Gas Power Just Won the Super Bowl of Car Awards, and It’s 2026

If you needed definitive, undeniable proof that the automotive industry’s transition to an all-electric future is less of a calculated sprint and more of a chaotic, drunken stumble through a darkened hallway, look no further than Detroit this morning. The jurors for the North American Car, Truck, and Utility of the Year (NACTOY) awards—a group of people who usually love nothing more than patting a sensible, eco-conscious EV on the head for saving the polar bears—handed their biggest, heaviest trophies to a muscle car that refuses to die, a street truck that lowers property values in the best way possible, and a massive gas-burning family hauler.
The 2026 Dodge Charger took home the North American Car of the Year, and the irony is delicious enough to spread on toast. Remember a few years ago when we were told the Hemi was dead, the V8 was buried, and the future was the electric Daytona banshee-screaming its way into our hearts? Well, the electric version is here, and it is objectively impressive engineering. But the NACTOY voters didn't give the award to the EV; they specifically cited the Hurricane inline-six variants as the "soul" of the new lineup. It turns out that when you build a car that actually makes noise, vibrates, and smells like machinery—features we used to call "character"—people still respond to it visceral way. Dodge managed to thread the needle between modernizing a dinosaur and keeping the Jurassic Park magic alive. They built a bridge between the old guard and the new tech, and walked across it doing a burnout.

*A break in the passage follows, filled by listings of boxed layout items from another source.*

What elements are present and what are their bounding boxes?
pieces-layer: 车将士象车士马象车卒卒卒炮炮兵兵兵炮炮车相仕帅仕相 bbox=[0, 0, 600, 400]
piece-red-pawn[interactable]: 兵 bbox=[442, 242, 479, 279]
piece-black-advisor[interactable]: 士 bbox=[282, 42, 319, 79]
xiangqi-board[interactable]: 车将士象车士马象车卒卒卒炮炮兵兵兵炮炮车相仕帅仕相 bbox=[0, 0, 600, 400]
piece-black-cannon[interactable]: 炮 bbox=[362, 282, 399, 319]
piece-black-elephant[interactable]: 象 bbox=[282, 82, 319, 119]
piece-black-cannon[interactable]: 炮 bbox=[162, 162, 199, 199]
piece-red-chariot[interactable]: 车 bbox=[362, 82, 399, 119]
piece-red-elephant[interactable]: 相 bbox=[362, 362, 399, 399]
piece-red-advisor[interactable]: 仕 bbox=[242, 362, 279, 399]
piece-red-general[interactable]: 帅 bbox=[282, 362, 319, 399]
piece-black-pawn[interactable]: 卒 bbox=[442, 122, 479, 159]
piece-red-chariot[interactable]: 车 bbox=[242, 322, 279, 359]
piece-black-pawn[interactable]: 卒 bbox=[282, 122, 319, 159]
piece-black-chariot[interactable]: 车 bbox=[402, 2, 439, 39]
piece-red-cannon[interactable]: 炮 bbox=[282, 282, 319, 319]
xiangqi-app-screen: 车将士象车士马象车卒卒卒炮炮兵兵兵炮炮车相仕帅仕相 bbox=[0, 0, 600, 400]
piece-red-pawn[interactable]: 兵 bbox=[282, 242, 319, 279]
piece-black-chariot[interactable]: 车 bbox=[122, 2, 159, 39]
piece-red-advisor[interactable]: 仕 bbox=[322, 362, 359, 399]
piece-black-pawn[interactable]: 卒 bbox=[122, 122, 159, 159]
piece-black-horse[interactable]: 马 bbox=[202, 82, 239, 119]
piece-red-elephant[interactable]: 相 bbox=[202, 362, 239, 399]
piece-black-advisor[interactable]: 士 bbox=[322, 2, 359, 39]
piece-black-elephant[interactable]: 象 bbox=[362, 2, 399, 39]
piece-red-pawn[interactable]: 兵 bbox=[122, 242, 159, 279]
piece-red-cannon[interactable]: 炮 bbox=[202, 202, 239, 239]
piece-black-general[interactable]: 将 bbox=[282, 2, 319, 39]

Then there is the Truck of the Year winner, the Ford Maverick Lobo. Finally, the universe has righted itself. For the last decade, "Truck of the Year" awards have almost exclusively gone to towering behemoths that require a commercial driver’s license, a step-ladder to enter, and a gross vehicle weight rating that rivals a small moon. The Maverick Lobo is none of that. It is a street truck. It is low, it has sticky tires, and its suspension is tuned for cornering rather than hauling crushed rocks up the side of a quarry. It is the spiritual successor to the SVT Lightning and the GMC Syclone, but unlike those legends, it fits in a parking space at Trader Joe's and gets decent gas mileage.
Ford looked at the market, realized that 90 percent of truck owners never leave the pavement, and decided to build a truck that is honest about that fact. It is refreshing. It is also a blast to drive, reminding us that utility vehicles do not have to be boring appliances. The Lobo specifically features a tuned suspension, upgraded brakes, and a torque-vectoring rear differential borrowed from the Bronco Sport Badlands, making it a genuine performance vehicle that just happens to have a bed. It’s the anti-CyberTruck. It doesn't want to save the world; it just wants to rip away from a stoplight.
Rounding out the trio is the Hyundai Palisade for Utility of the Year. This is the sensible shoe of the group, but a very high-quality, Italian-leather-bound sensible shoe. Hyundai has essentially perfected the formula for the "I have three kids and I need to feel like I’m in a luxury hotel" segment. The redesign for 2026 leaned hard into the "boxy but premium" aesthetic, looking like a Range Rover from a distance if you squint, yet costing half as much. It is the anchor of reality in a year where the other winners are largely about enthusiast fun. It proves that you don't need a groundbreaking powertrain to win; you just need to execute the basics flawlessly.
What does this tell us about the state of the market in 2026? It tells us that while electrification is happening, the enthusiast heart still pumps gasoline. The industry is realizing that a "one size fits all" powertrain strategy doesn't work. Consumers want choices. They want the efficiency of an EV for the commute, maybe, but they also want the engagement of a turbo-six or the tossability of a lowered mini-truck. The manufacturers who are listening to these disparate desires—rather than trying to force-feed a single solution—are the ones winning the hardware.
If you are looking to park any of these winners in your driveway, you might want to start browsing listings now because dealer markups on the Lobo are already looking frightening. A marketplace like OptiCar can help you cast a wider net, letting you shop for millions of vehicles around the country so you aren't stuck paying a "market adjustment" fee to the guy down the street. It is going to be a competitive year for buyers, especially for vehicles that actually have a personality.
The NACTOY awards this year feel like a deep breath. They are an acknowledgement that cars are supposed to be for drivers, not just for spreadsheets or regulatory compliance. We have spent so much time talking about range anxiety, charging networks, and software updates that we almost forgot about suspension tuning, steering feel, and exhaust notes. Dodge and Ford didn’t forget. And for that, they get the big glass trophies.